Alternative funds framework
The CSA is also considering amendments to National Instrument 81-104 Commodity Pools (NI 81-104) to include both mutual funds and non-redeemable investment funds that focus on alternative asset classes or use alternative investment strategies not permitted by NI 81-102 (as amended by the Proposed Amendments).
Currently, NI 81-104 sets forth a regulatory framework that applies only to specialized mutual funds that are commodity pools by exempting them from certain restrictions in NI 81-102. A proposed redesign of NI 81-104 to include both mutual funds and non-redeemable investment funds is intended to preserve the flexibility for non-redeemable investment funds to use alternative investment strategies that may not be permissible under NI 81-102 (as amended by the Proposed Amendments), and at the same time, create a more comprehensive regulatory framework in NI 81-104 for alternative funds (for both mutual funds and non-redeemable investment funds).

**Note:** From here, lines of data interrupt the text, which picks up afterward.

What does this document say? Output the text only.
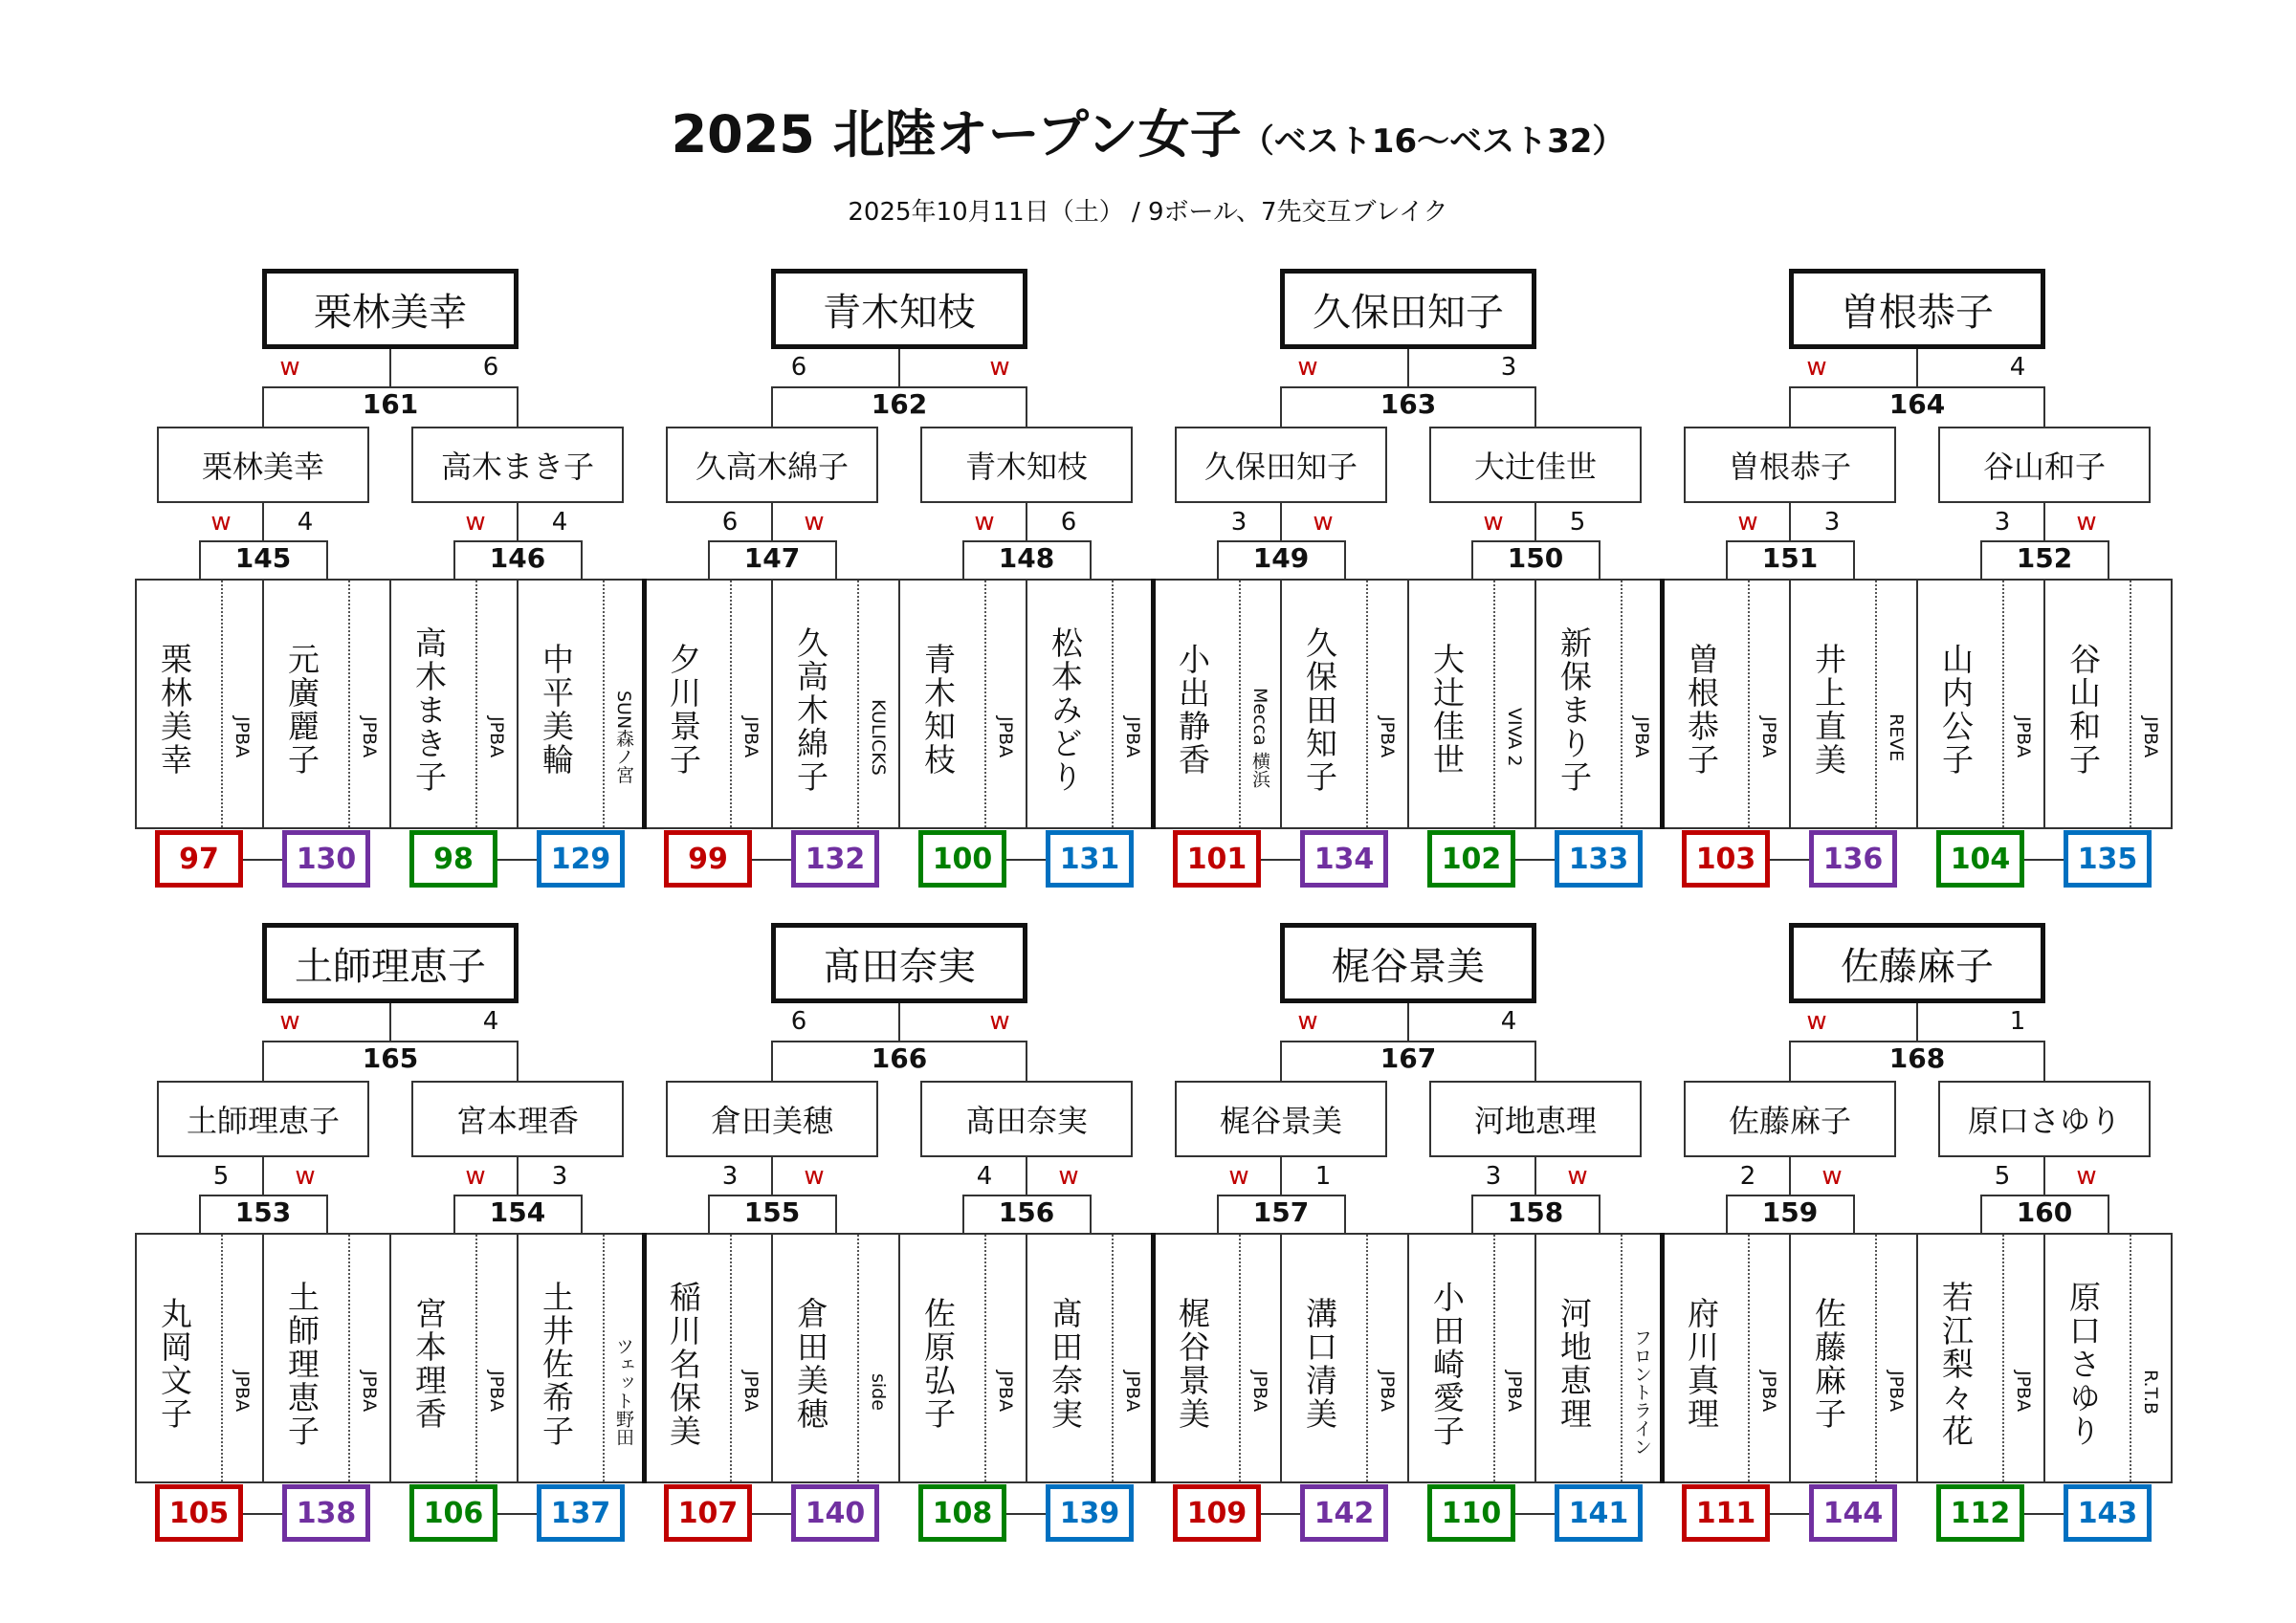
2025 北陸オープン女子（ベスト16～ベスト32）
2025年10月11日（土） / 9ボール、7先交互ブレイク
栗林美幸
161
w	6
栗林美幸
145
w	4
栗林美幸 JPBA
97
元廣麗子 JPBA
130
高木まき子
146
w	4
高木まき子 JPBA
98
中平美輪 SUN森ノ宮
129
青木知枝
162
6	w
久高木綿子
147
6	w
夕川景子 JPBA
99
久高木綿子 KULICKS
132
青木知枝
148
w	6
青木知枝 JPBA
100
松本みどり JPBA
131
久保田知子
163
w	3
久保田知子
149
3	w
小出静香 Mecca 横浜
101
久保田知子 JPBA
134
大辻佳世
150
w	5
大辻佳世 VIVA 2
102
新保まり子 JPBA
133
曽根恭子
164
w	4
曽根恭子
151
w	3
曽根恭子 JPBA
103
井上直美 REVE
136
谷山和子
152
3	w
山内公子 JPBA
104
谷山和子 JPBA
135
土師理恵子
165
w	4
土師理恵子
153
5	w
丸岡文子 JPBA
105
土師理恵子 JPBA
138
宮本理香
154
w	3
宮本理香 JPBA
106
土井佐希子 ツェット野田
137
髙田奈実
166
6	w
倉田美穂
155
3	w
稲川名保美 JPBA
107
倉田美穂 side
140
髙田奈実
156
4	w
佐原弘子 JPBA
108
髙田奈実 JPBA
139
梶谷景美
167
w	4
梶谷景美
157
w	1
梶谷景美 JPBA
109
溝口清美 JPBA
142
河地恵理
158
3	w
小田崎愛子 JPBA
110
河地恵理 フロントライン
141
佐藤麻子
168
w	1
佐藤麻子
159
2	w
府川真理 JPBA
111
佐藤麻子 JPBA
144
原口さゆり
160
5	w
若江梨々花 JPBA
112
原口さゆり R.T.B
143
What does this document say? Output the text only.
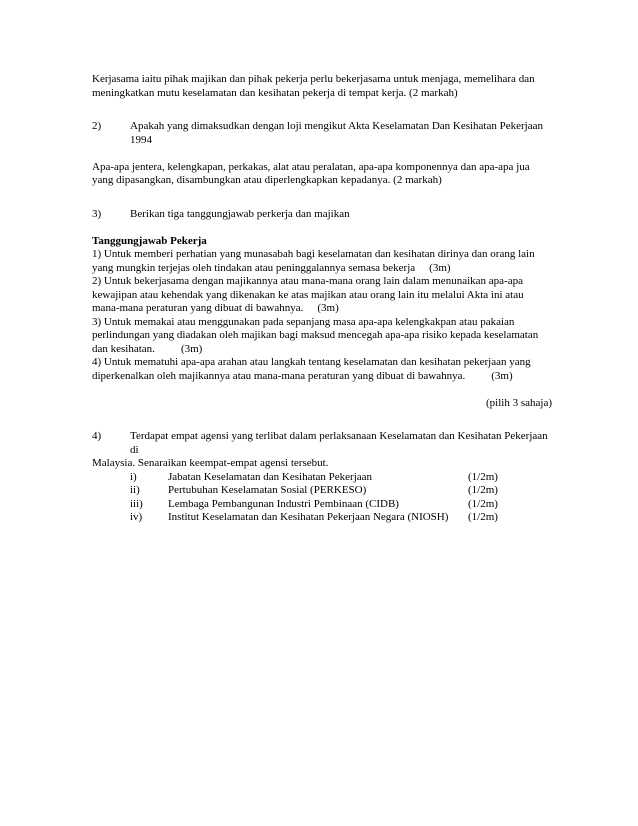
Kerjasama iaitu pihak majikan dan pihak pekerja perlu bekerjasama untuk menjaga, memelihara dan meningkatkan mutu keselamatan dan kesihatan pekerja di tempat kerja. (2 markah)

2)	Apakah yang dimaksudkan dengan loji mengikut Akta Keselamatan Dan Kesihatan Pekerjaan 1994

Apa-apa jentera, kelengkapan, perkakas, alat atau peralatan, apa-apa komponennya dan apa-apa jua yang dipasangkan, disambungkan atau diperlengkapkan kepadanya. (2 markah)

3)	Berikan tiga tanggungjawab perkerja dan majikan

Tanggungjawab Pekerja

1) Untuk memberi perhatian yang munasabah bagi keselamatan dan kesihatan dirinya dan orang lain yang mungkin terjejas oleh tindakan atau peninggalannya semasa bekerja (3m)

2) Untuk bekerjasama dengan majikannya atau mana-mana orang lain dalam menunaikan apa-apa kewajipan atau kehendak yang dikenakan ke atas majikan atau orang lain itu melalui Akta ini atau mana-mana peraturan yang dibuat di bawahnya. (3m)

3) Untuk memakai atau menggunakan pada sepanjang masa apa-apa kelengkakpan atau pakaian perlindungan yang diadakan oleh majikan bagi maksud mencegah apa-apa risiko kepada keselamatan dan kesihatan. (3m)

4) Untuk mematuhi apa-apa arahan atau langkah tentang keselamatan dan kesihatan pekerjaan yang diperkenalkan oleh majikannya atau mana-mana peraturan yang dibuat di bawahnya. (3m)

(pilih 3 sahaja)

4)	Terdapat empat agensi yang terlibat dalam perlaksanaan Keselamatan dan Kesihatan Pekerjaan di

Malaysia. Senaraikan keempat-empat agensi tersebut.

i)	Jabatan Keselamatan dan Kesihatan Pekerjaan	(1/2m)
ii)	Pertubuhan Keselamatan Sosial (PERKESO)	(1/2m)
iii)	Lembaga Pembangunan Industri Pembinaan (CIDB)	(1/2m)
iv)	Institut Keselamatan dan Kesihatan Pekerjaan Negara (NIOSH)	(1/2m)
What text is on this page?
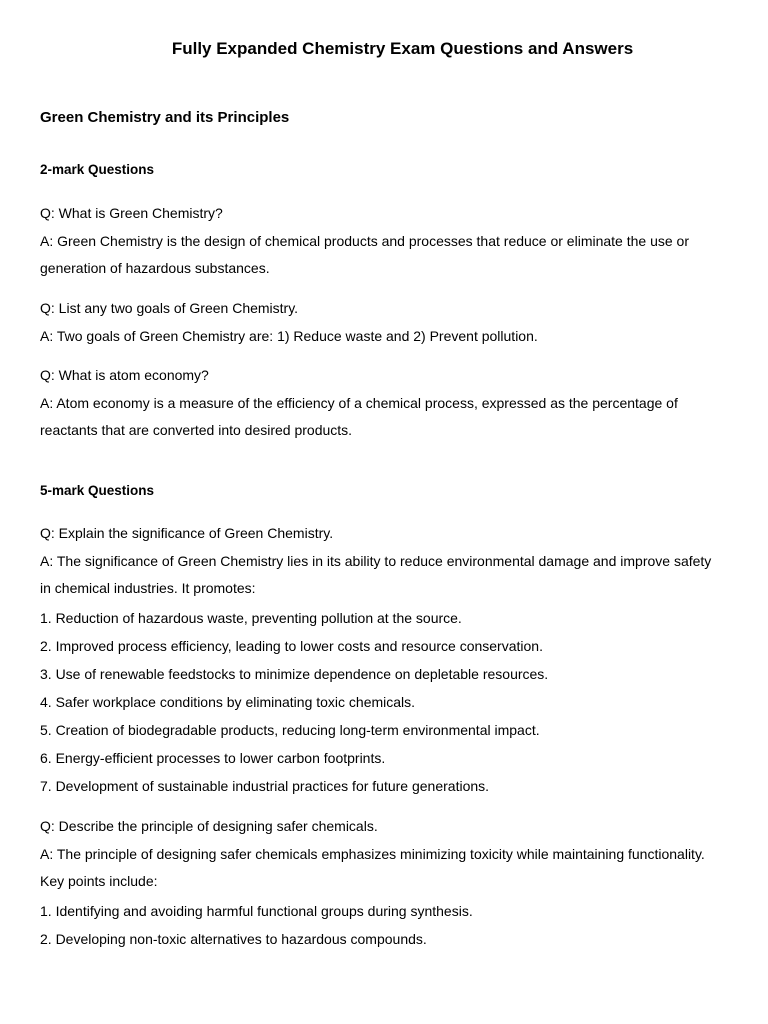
Fully Expanded Chemistry Exam Questions and Answers
Green Chemistry and its Principles
2-mark Questions
Q: What is Green Chemistry?
A: Green Chemistry is the design of chemical products and processes that reduce or eliminate the use or
generation of hazardous substances.
Q: List any two goals of Green Chemistry.
A: Two goals of Green Chemistry are: 1) Reduce waste and 2) Prevent pollution.
Q: What is atom economy?
A: Atom economy is a measure of the efficiency of a chemical process, expressed as the percentage of
reactants that are converted into desired products.
5-mark Questions
Q: Explain the significance of Green Chemistry.
A: The significance of Green Chemistry lies in its ability to reduce environmental damage and improve safety
in chemical industries. It promotes:
1. Reduction of hazardous waste, preventing pollution at the source.
2. Improved process efficiency, leading to lower costs and resource conservation.
3. Use of renewable feedstocks to minimize dependence on depletable resources.
4. Safer workplace conditions by eliminating toxic chemicals.
5. Creation of biodegradable products, reducing long-term environmental impact.
6. Energy-efficient processes to lower carbon footprints.
7. Development of sustainable industrial practices for future generations.
Q: Describe the principle of designing safer chemicals.
A: The principle of designing safer chemicals emphasizes minimizing toxicity while maintaining functionality.
Key points include:
1. Identifying and avoiding harmful functional groups during synthesis.
2. Developing non-toxic alternatives to hazardous compounds.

The CSA is considering whether alternative funds should have greater flexibility with respect to, among other items, concentration restrictions, leverage exposure, investments in physical commodities, borrowing, short selling and counterparty credit exposure.
The CSA is also considering whether (i) specified disclosure should have to be included on the cover page of an alternative fund prospectus indicating that the fund may use investment strategies or invest in assets in a different manner than other investment funds and that the risks of investing in the fund may differ significantly from the risks associated with other investment funds and (ii) alternative funds should be permitted to be offered in the same prospectus document with investment funds that are not alternative funds.
All interested parties are invited by the CSA to provide written feedback on the proposals by June 25, 2013.